The French would frown on us. At this time of year you will often see an elderly person by the roadside clutching a plastic bag and poking through the grass with a walking stick to find a tasty toadstool. It does seem to be a pastime for older people. In ten years we’ve never seen anyone younger than a pensioner on a mushroom hunt.

However, even they get it wrong sometimes. According to the newspaper Le Figaro, there are several thousand cases of mushroom poisoning each year, with around 2% of them fatal. And not only that but mushroom gatherers put themselves at significant risk from trigger-happy hunters.
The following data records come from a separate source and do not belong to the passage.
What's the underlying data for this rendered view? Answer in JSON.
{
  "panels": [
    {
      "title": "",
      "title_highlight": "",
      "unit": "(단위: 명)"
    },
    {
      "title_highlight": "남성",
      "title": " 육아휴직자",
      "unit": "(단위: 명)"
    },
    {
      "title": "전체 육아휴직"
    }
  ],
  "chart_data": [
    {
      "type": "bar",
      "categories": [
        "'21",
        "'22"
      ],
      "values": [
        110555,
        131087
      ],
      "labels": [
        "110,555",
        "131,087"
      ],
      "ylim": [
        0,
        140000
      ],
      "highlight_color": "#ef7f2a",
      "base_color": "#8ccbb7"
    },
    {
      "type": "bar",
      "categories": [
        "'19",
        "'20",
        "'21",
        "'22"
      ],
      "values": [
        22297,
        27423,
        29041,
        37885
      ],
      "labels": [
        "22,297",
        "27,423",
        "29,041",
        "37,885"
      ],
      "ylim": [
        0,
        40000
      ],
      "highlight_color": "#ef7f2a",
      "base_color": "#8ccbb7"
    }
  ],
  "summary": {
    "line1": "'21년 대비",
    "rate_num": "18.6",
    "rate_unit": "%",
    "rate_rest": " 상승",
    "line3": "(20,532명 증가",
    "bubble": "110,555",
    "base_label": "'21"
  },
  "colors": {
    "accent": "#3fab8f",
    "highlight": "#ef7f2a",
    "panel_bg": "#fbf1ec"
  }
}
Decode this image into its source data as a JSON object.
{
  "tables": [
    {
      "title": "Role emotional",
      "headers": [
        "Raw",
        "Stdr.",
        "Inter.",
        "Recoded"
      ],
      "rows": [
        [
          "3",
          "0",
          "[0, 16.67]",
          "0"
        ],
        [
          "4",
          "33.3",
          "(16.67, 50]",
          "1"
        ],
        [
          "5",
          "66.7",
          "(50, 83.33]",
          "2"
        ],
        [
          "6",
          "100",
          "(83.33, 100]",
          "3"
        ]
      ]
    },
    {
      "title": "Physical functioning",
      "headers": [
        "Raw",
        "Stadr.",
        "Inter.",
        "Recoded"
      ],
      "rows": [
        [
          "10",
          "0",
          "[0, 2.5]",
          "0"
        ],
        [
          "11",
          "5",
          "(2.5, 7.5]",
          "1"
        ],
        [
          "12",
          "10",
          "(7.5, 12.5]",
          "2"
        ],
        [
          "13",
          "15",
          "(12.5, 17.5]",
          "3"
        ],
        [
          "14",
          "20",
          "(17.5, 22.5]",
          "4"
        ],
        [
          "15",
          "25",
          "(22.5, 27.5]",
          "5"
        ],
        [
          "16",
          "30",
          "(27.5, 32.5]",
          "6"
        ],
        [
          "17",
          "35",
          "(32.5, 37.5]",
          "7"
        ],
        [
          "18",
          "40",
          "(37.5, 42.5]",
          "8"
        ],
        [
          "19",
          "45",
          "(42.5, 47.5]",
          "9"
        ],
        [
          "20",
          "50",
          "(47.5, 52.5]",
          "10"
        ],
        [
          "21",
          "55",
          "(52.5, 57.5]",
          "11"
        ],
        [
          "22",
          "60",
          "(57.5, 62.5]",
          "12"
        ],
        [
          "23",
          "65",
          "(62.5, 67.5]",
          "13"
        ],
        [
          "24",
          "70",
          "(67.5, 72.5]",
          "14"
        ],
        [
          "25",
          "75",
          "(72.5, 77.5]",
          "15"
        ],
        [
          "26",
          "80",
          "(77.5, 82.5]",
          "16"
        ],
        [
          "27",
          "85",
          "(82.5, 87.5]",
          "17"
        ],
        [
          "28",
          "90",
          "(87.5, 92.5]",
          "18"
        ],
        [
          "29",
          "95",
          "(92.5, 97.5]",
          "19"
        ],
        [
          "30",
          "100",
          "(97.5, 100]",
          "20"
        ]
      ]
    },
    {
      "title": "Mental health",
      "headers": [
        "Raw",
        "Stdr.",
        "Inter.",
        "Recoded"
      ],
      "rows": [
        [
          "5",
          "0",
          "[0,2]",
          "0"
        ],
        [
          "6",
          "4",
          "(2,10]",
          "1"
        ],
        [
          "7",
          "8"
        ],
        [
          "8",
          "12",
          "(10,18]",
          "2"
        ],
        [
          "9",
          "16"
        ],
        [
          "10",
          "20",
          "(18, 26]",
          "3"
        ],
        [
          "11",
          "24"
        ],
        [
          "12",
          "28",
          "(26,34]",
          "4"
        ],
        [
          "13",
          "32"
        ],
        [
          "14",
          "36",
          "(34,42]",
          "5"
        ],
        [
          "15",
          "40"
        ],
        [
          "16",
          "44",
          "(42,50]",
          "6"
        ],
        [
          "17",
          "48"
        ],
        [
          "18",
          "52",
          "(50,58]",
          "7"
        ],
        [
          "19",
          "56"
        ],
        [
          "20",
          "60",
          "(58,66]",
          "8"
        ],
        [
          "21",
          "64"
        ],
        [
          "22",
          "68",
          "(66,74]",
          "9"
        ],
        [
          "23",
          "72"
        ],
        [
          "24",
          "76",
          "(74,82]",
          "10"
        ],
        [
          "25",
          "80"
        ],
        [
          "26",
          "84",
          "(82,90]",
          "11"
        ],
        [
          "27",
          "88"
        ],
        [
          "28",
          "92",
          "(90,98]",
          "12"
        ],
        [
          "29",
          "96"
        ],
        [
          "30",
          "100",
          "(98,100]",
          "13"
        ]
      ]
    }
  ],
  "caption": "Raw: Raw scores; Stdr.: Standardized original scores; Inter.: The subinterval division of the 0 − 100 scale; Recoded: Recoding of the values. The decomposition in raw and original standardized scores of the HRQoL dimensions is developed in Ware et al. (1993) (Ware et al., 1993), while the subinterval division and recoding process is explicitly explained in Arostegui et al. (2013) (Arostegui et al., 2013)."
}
There’s a forest fairly nearby that is a hunting reserve and which forbids people to come mushroom picking in it, just to be on the safe side. Next time we cycle through there I’ll take a photo of the signs.

We’ve even had gatherers on our land. We bumped into the previous owner once, and have seen another old fella firkling around near the big lake a couple of times now. Some landowners get very worked up about this. One chap recently thumped a lady mushroom picker on his land. That’s obviously going a bit far, and anyway, the law is on the side of the landowner. According to Article 547 of the Civil Code ‘natural fruits (…) belong to the owner by right of accession’. Fungi filchers are liable to a fine of up to €750. There is also a 5 litre limit to any wild produce that anyone can pick.

This year we also have a fine crop of home-grown mushrooms. For a few years Chris tried to cultivate oyster mushrooms but without success. However, after a lot of research and infrastructure creation, this year he’s nailed it. We’ve been enjoying plenty of his delicious elm and oyster mushrooms.

Elm mushrooms fruiting

Now that the weather is colder, the wild mushrooms are fewer and further between, but we’ll be tucking into fresh mushrooms for a good while yet. And home cultivation has the added bonus of no one taking pot shots at you while you’re picking them!